You must be at least 44 inches tall to enter Magic Mountain’s sole off-slope activity (unless you count drinking Genny on tap at Goniff’s Pub). That’s the Alakazam Tube Park, where the Londonderry resort charges $20 for twilight tubing from 4 to 7 p.m., $25 for a half-day and $35 for a full day — which is a lot of time on an inner tube.
Southern Vermont’s latest attraction is a brand-new tubing park in the “Mixing Bowl” area near the Grand Summit Resort Hotel, where sliding fans can get a session for $20 or a single ride for $10. Think sledding without the slog back up the hill, since tubers (at least 42 inches tall, the average height of a 6-year-old boy) get their own Magic Carpet lift to ascend the 650 feet to the top. Another new twist on the toboggan tradition: Top- 40 music plays from 10:30 a.m. until 7 p.m. on Saturdays and the rest of the week on a slightly more restricted schedule. Should no snow fall in the Mixing Bowl, Mount Snow has an arsenal of 250 high-tech fan guns to help blow some manmade pow.
Like Mount Snow, Okemo’s got a new tubing park — it officially opened last season. For $9 an hour, sliders can ride up the Magic Carpet and zip down inner tubes on one of four groomed chutes, provided they measure 42 inches or more. Meanwhile, a 6000-square-foot indoor golf-training center with a computerized virtual simulator gives duffers an ersatz day on the links. And a new 18,000-square-foot fitness center called the Spring House, featuring pools, a hot tub, a studio and courts, keeps skiers and riders busy even when conditions are a little too late-spring-like.
Smuggs is known for keeping even the crankiest of families happy with a blizzard of off-hill activities. Among the latest attractions: airboarding, which involves flying down the hill on an inflated, raft-sized sled. For $25 you can learn the basics, plus rent the board and get in an hour of sliding. (Helmets, not surprisingly, are required.)
For something even more out there, check out the “Flower of Life” workshop at Smuggs from November 14 to 16. According to coordinator Peter Katz, participants will practice “MerKaBa” meditation to attune and activate their first energy field, discover “how the human race actually began,” and learn how the “Ascension and Second Coming are at hand.” The cost is $250, not including meals or lodging.
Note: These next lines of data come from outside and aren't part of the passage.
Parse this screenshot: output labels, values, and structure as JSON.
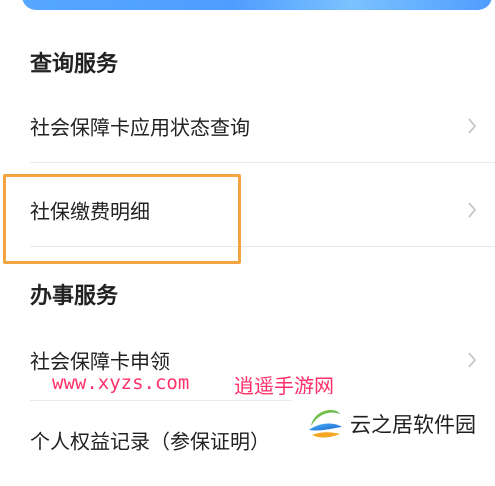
{
  "sections": {
    "query_title": "查询服务",
    "service_title": "办事服务"
  },
  "items": {
    "card_status_query": "社会保障卡应用状态查询",
    "payment_details": "社保缴费明细",
    "card_application": "社会保障卡申领",
    "personal_rights_record": "个人权益记录（参保证明）"
  },
  "watermark": {
    "url": "www.xyzs.com",
    "site_name": "逍遥手游网"
  },
  "logo": {
    "text": "云之居软件园"
  },
  "colors": {
    "highlight": "#f3a441",
    "watermark": "#ff2f6a",
    "banner": "#4f9dff"
  },
  "icons": {
    "chevron": "chevron-right-icon",
    "logo": "logo-swoosh-icon"
  }
}
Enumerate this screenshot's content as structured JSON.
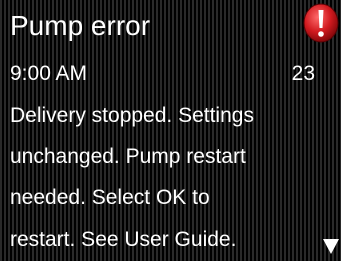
{
  "screen": {
    "title": "Pump error",
    "time": "9:00 AM",
    "count": "23",
    "message_lines": [
      "Delivery stopped. Settings",
      "unchanged. Pump restart",
      "needed. Select OK to",
      "restart. See User Guide."
    ]
  },
  "icons": {
    "alert": "alert-exclamation-icon",
    "scroll": "scroll-down-arrow-icon"
  },
  "colors": {
    "background": "#000000",
    "text": "#ffffff",
    "alert": "#c8141a"
  }
}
By Christmas week, Sugarbush will have a nifty gift ready for its après addicts: 1200 more square feet in its Castlerock Pub and a bigger kitchen to produce a more varied menu. Maximizing the new space, the resort will turn the addition’s roof into a barbecue deck with a fire pit. The ‘Bush’s biggest buzz is a 12-passenger Pisten Bully snowcat to be used for the East’s only cat-skiing (riding a snowcat up the mountain to prime powder stashes). Its other job will be to take guests up to Allyn’s Lodge for special fireside dinners, even when the skies serve up a meager snow dish.
It’s hard to care about bare slopes when you’re wrapped in Icelandic-moss-infused seaweed after a rosemary-and-citrus Vichy shower and a scalp massage with white pine, balsam fir and silver fir extracts. At $195, the “Pure Nature” body treatment at the Spa at the Stowe Mountain Lodge is part of the $400 million spruce-up to the resort’s Spruce Peak, which is filled with enough shiny new stuff to lure skiers and riders from the fabled Front Four when the snow’s not flying.